Advanced Analytics in Operations Management and Information Systems: Methods and Applications
(2019)
The digital transformation of business and society presents enormous potentials for companies across all sectors. Fueled by massive advances in data generation, computing power, and connectivity, modern organizations have access to gigantic amounts of data. Companies seek to establish data-driven decision cultures to leverage competitive advantages in terms of efficiency and effectiveness. While most companies focus on descriptive tools such as reporting, dashboards, and advanced visualization, only a small fraction already leverages advanced analytics (i.e., predictive and prescriptive analytics) to foster data-driven decision-making today. Therefore, this thesis set out to investigate potential opportunities to leverage prescriptive analytics in four different independent parts.
As predictive models are an essential prerequisite for prescriptive analytics, the first two parts of this work focus on predictive analytics. Building on state-of-the-art machine learning techniques, we showcase the development of a predictive model in the context of capacity planning and staffing at an IT consulting company. Subsequently, we focus on predictive analytics applications in the manufacturing sector. More specifically, we present a data science toolbox providing guidelines and best practices for modeling, feature engineering, and model interpretation to manufacturing decision-makers. We showcase the application of this toolbox on a large data-set from a German manufacturing company.

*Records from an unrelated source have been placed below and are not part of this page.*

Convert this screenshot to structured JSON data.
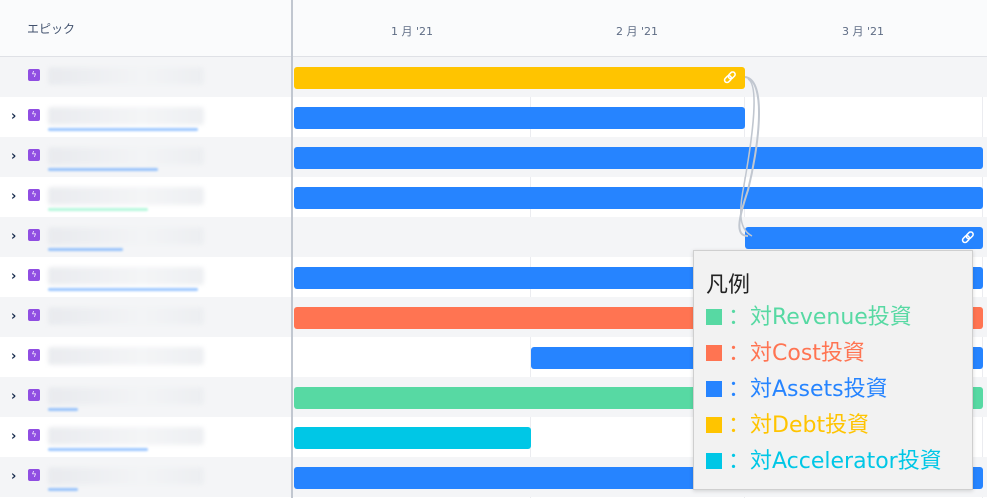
{
  "left_header": {
    "label": "エピック"
  },
  "months": [
    "1 月 '21",
    "2 月 '21",
    "3 月 '21"
  ],
  "colors": {
    "revenue": "#57d9a3",
    "cost": "#ff7452",
    "assets": "#2684ff",
    "debt": "#ffc400",
    "accelerator": "#00c7e6",
    "epic_icon": "#904ee2"
  },
  "legend": {
    "title": "凡例",
    "items": [
      {
        "label": "：対Revenue投資",
        "color": "#57d9a3"
      },
      {
        "label": "：対Cost投資",
        "color": "#ff7452"
      },
      {
        "label": "：対Assets投資",
        "color": "#2684ff"
      },
      {
        "label": "：対Debt投資",
        "color": "#ffc400"
      },
      {
        "label": "：対Accelerator投資",
        "color": "#00c7e6"
      }
    ]
  },
  "rows": [
    {
      "expandable": false,
      "category": "debt",
      "linked": true
    },
    {
      "expandable": true,
      "category": "assets",
      "linked": false
    },
    {
      "expandable": true,
      "category": "assets",
      "linked": false
    },
    {
      "expandable": true,
      "category": "assets",
      "linked": false
    },
    {
      "expandable": true,
      "category": "assets",
      "linked": true
    },
    {
      "expandable": true,
      "category": "assets",
      "linked": false
    },
    {
      "expandable": true,
      "category": "cost",
      "linked": false
    },
    {
      "expandable": true,
      "category": "assets",
      "linked": false
    },
    {
      "expandable": true,
      "category": "revenue",
      "linked": false
    },
    {
      "expandable": true,
      "category": "accelerator",
      "linked": false
    },
    {
      "expandable": true,
      "category": "assets",
      "linked": false
    }
  ],
  "icons": {
    "chevron": "chevron-right-icon",
    "epic": "lightning-icon",
    "link": "link-icon"
  }
}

Merely using the improved forecasts provided by powerful predictive models enables decision-makers to generate additional business value in some situations. However, many complex tasks require elaborate operational planning procedures. Here, transforming additional information into valuable actions requires new planning algorithms. Therefore, the latter two parts of this thesis focus on prescriptive analytics. To this end, we analyze how prescriptive analytics can be utilized to determine policies for an optimal searcher path problem based on predictive models. While rapid advances in artificial intelligence research boost the predictive power of machine learning models, a model uncertainty remains in most settings. The last part of this work proposes a prescriptive approach that accounts for the fact that predictions are imperfect and that the arising uncertainty needs to be considered. More specifically, it presents a data-driven approach to sales-force scheduling. Based on a large data set, a model to predictive the benefit of additional sales effort is trained. Subsequently, the predictions, as well as the prediction quality, are embedded into the underlying team orienteering problem to determine optimized schedules.